Some further reading:
Our definition of health makes a difference: http://blogs.crikey.com.au/croakey/2013/02/13/as-we-move-towards-constitutional-recognition-what-can-we-learn-from-indigenous-understandings-of-health-heaps-suggests-one-gp
And the views of GPs and a College on these issues in Oz: http://www.biomedcentral.com/1741-7015/5/23

John Cosgrove said...

Thank you for this counterpoint, Tim. As I asked you on Twitter, is our acceptance of these "special secret powers" helpful or disempowering for our communities?

Samir Dawlatly said...

http://samirdawlatly.wordpress.com/2014/05/25/being-a-gp-more-than-a-doctor/

some thoughts written before reading Tim's response...

Dr Tim McMinn said...

The role of the current GP is brought further into definition by the current dispute over pay.
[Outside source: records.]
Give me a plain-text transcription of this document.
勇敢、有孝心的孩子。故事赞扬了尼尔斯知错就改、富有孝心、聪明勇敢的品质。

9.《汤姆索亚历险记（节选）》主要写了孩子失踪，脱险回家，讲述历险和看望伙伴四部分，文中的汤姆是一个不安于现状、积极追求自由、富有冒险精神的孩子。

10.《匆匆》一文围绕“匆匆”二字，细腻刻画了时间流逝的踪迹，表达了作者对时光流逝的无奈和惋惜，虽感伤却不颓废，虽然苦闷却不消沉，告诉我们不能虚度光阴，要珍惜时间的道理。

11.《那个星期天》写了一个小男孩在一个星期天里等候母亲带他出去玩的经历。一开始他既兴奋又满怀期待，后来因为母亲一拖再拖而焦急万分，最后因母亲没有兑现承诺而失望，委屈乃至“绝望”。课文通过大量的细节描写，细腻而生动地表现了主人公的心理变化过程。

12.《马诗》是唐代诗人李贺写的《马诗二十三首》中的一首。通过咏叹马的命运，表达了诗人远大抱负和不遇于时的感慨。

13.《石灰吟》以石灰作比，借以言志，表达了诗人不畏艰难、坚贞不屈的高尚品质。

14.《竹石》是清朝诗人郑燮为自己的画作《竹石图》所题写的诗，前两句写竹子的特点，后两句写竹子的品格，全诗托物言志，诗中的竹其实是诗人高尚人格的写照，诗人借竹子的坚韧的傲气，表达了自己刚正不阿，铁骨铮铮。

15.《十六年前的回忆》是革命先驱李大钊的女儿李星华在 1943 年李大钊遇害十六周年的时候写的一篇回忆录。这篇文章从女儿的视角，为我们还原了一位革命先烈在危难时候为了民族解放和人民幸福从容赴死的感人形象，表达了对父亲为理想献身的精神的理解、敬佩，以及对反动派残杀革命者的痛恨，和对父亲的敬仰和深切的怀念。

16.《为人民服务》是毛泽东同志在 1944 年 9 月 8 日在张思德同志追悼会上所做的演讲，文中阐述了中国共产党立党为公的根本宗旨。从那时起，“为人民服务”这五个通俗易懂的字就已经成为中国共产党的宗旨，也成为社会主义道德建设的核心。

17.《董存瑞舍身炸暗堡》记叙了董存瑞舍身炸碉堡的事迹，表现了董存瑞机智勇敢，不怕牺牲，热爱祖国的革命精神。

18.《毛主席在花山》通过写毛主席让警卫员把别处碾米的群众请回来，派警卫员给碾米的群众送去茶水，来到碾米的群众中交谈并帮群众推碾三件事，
GPs are well paid ... to be GPs. We receive no funding nor resources to be social workers, housing officers, counsellors, priests, hospital liaison,citizen advice bureau officers, hospital administrators marriage counsellors etc all roles that have become part of our daily work. We, free at the point of contact, are the last resort for the public for all the services and resources being diminished by cuts elsewhere.
These added unfunded roles are the reason why we no longer have the ability to be accessible nor have the resources to do the job we are trained to do as well as we could.